Regulated utilities are the classic defensive play into a macro regime of sticky inflation expectations and episodic energy-price shocks, but the non-obvious lever is rate-base revaluation: sustained higher input costs and higher nominal capex to harden networks typically accelerate rate cases and create a 6–18 month window for allowed-ROE resets that can re-rate companies with transparent regulatory tracks. Firms with visible, near-term rate cases or formula-rate mechanisms will capture margin upside faster than utilities reliant on multi-year traditional filings. Second-order winners are the capital goods and services providers to utilities (pipeline contractors, meter vendors, grid hardening contractors) because rising oil/gas inflation pushes utilities to front-load maintenance/capex; conversely, non-regulated merchant generators and municipals with fixed-rate revenue streams are more exposed to a rising-rate shock that compresses valuations.
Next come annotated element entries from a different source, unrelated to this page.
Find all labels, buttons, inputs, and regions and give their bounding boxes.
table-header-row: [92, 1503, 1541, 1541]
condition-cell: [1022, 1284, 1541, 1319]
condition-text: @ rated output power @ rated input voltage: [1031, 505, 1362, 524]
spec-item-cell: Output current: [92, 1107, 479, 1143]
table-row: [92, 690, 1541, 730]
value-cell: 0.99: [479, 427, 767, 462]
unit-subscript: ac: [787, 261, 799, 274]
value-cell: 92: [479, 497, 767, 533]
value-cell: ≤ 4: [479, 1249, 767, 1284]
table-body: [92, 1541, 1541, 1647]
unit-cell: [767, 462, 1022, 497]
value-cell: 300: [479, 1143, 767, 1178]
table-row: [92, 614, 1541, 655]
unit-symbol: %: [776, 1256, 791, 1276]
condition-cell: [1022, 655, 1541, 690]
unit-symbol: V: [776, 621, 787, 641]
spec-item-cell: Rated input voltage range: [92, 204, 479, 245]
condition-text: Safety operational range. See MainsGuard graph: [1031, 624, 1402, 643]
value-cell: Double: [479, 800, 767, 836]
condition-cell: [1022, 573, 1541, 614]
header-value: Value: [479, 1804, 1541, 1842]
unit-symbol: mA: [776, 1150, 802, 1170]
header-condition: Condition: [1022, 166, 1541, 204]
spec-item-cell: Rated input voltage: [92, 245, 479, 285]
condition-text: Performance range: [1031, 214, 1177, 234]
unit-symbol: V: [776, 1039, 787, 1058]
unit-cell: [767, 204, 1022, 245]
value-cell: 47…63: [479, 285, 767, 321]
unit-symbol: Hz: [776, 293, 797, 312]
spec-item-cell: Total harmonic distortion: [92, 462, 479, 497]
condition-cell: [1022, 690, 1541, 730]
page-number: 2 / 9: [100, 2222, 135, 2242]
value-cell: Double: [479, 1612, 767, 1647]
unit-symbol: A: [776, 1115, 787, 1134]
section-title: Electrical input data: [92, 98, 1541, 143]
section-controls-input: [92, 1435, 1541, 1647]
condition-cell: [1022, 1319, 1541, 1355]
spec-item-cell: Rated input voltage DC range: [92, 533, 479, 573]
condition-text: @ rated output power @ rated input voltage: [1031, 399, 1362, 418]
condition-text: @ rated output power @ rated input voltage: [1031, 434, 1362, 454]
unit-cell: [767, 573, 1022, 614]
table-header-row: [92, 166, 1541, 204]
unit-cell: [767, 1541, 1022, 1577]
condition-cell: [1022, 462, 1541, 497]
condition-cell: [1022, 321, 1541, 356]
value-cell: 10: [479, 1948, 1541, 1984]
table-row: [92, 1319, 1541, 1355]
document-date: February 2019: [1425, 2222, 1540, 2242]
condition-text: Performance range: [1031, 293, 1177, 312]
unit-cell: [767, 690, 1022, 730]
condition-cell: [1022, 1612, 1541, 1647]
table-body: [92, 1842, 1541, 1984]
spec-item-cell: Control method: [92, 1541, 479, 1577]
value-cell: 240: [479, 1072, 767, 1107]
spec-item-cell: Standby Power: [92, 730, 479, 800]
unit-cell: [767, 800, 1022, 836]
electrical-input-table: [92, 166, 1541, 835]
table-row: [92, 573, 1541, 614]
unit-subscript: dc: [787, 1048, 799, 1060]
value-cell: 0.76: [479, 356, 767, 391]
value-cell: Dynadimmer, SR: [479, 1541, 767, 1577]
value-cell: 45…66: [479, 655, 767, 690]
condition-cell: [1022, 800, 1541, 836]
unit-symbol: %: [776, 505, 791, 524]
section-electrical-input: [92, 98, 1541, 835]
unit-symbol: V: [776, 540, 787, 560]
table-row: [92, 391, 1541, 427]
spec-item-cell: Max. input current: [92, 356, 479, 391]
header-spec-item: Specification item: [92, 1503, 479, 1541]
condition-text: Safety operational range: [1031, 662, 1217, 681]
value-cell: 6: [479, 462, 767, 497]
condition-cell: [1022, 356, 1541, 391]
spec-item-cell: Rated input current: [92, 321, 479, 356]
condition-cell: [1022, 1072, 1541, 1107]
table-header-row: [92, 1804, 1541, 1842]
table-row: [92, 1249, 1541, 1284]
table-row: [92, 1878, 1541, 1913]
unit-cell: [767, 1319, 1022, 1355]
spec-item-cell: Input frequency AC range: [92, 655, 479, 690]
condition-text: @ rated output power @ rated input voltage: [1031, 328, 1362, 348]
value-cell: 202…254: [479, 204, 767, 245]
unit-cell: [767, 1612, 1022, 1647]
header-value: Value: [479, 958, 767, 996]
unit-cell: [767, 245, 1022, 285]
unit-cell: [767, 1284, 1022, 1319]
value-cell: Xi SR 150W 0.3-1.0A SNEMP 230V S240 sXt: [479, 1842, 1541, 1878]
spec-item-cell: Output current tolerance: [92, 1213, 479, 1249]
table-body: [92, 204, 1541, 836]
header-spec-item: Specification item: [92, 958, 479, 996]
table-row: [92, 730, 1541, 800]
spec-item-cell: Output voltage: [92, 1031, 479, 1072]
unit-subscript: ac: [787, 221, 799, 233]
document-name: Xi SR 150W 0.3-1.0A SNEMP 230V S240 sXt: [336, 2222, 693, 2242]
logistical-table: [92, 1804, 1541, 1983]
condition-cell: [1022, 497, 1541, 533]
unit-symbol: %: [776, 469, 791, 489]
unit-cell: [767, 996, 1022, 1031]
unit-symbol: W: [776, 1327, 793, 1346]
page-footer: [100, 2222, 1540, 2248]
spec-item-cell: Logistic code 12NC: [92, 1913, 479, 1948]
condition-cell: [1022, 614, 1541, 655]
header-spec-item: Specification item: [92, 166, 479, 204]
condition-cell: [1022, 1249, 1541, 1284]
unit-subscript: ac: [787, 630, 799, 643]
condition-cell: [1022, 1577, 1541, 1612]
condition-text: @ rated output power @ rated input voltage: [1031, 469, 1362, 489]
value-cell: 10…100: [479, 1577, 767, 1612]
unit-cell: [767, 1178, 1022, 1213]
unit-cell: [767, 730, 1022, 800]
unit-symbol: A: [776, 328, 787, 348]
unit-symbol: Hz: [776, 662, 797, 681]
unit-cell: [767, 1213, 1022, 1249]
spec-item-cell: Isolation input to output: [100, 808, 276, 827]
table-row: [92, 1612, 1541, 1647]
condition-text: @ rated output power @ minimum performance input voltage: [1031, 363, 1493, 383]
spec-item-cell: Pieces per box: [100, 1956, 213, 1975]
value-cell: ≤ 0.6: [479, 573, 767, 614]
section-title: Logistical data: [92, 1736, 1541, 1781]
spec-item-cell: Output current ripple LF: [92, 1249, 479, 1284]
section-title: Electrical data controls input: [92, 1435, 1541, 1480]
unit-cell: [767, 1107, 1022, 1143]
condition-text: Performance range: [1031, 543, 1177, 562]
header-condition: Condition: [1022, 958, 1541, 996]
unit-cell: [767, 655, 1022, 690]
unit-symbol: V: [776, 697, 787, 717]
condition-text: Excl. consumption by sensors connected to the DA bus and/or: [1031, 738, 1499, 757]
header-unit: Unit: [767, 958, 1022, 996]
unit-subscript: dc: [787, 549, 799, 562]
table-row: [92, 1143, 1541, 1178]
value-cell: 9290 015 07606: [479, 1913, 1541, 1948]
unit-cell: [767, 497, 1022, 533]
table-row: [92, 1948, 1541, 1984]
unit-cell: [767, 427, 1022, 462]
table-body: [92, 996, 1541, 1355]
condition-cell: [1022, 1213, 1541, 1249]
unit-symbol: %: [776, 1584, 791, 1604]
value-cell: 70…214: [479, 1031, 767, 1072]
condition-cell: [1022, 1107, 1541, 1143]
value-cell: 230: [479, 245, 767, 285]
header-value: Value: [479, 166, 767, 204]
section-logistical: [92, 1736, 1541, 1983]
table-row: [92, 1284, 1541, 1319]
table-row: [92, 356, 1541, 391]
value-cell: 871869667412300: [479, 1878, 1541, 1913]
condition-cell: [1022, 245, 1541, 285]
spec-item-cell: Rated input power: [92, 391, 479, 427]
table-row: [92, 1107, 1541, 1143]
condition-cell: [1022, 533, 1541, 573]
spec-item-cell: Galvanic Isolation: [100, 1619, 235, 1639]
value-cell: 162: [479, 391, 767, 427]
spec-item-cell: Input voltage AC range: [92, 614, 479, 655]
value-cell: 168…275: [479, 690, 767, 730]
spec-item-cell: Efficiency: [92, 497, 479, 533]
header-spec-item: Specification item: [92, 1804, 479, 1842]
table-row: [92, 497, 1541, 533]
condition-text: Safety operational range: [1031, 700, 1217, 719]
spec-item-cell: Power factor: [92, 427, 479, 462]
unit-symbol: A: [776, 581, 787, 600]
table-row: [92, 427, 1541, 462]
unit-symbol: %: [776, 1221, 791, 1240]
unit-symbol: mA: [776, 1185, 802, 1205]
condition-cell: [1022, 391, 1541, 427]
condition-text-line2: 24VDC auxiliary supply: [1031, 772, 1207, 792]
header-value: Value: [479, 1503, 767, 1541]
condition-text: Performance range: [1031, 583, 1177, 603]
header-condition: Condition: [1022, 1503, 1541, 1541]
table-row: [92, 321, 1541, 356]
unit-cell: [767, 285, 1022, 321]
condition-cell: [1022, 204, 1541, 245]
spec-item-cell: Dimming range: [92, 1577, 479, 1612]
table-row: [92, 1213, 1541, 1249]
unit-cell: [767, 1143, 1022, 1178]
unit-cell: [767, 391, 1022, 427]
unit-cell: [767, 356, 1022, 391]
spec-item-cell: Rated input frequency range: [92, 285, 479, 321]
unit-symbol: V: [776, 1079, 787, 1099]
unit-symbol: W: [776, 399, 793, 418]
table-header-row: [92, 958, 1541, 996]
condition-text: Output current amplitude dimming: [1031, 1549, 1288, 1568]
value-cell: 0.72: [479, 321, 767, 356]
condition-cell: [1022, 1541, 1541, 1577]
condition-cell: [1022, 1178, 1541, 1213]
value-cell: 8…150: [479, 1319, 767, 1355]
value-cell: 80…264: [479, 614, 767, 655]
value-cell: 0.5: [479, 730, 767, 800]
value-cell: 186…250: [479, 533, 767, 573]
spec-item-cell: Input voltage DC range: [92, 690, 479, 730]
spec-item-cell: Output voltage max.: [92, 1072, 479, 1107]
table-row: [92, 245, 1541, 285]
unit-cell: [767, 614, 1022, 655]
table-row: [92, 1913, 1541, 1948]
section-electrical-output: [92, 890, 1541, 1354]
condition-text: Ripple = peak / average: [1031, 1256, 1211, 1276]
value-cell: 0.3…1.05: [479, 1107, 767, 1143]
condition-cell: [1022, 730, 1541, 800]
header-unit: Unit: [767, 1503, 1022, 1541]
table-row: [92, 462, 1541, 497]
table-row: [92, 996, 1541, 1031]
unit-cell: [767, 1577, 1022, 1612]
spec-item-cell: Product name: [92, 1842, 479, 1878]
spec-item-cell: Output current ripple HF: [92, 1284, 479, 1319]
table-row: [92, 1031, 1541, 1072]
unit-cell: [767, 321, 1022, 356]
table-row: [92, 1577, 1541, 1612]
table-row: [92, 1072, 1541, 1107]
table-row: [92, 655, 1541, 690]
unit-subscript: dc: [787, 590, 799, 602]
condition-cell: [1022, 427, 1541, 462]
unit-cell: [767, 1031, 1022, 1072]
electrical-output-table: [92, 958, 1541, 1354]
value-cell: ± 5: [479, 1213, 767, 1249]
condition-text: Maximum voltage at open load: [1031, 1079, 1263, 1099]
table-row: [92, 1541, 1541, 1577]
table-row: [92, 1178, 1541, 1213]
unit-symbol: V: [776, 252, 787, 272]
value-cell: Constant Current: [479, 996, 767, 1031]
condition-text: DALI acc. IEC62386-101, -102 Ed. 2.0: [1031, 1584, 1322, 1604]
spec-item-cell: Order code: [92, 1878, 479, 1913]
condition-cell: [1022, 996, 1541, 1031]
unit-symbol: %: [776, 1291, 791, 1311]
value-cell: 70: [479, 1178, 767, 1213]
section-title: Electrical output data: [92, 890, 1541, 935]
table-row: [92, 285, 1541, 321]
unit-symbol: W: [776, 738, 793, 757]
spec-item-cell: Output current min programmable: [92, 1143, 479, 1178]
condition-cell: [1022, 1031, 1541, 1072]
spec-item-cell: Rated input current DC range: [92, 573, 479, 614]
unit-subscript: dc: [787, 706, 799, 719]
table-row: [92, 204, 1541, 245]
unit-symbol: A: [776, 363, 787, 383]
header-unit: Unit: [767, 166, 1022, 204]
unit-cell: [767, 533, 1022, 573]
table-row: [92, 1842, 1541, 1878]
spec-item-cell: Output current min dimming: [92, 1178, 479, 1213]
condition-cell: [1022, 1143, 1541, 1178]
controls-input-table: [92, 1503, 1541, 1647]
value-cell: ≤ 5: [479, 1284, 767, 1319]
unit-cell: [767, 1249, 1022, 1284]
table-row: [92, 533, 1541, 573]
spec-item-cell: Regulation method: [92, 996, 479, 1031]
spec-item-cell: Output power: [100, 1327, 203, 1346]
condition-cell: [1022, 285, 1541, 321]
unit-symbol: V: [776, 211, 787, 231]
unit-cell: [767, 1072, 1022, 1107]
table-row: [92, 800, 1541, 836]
Labor-market softening reduces near-term O&M risk, which is a subtle offset to material input inflation for distribution-heavy operators. The biggest tail risk is a rapid rates re-pricing (2–3 month event) that increases discount rates on long-duration utility cash flows and forces equity weakness before regulators can adjust ROEs; a second tail is a political/regulatory backlash to outsized allowed returns that delays recoveries. Monitor 10y Treasury moves, upcoming state rate-case calendars, and guidance cadence over the next 90–270 days for triggers that flip the thesis.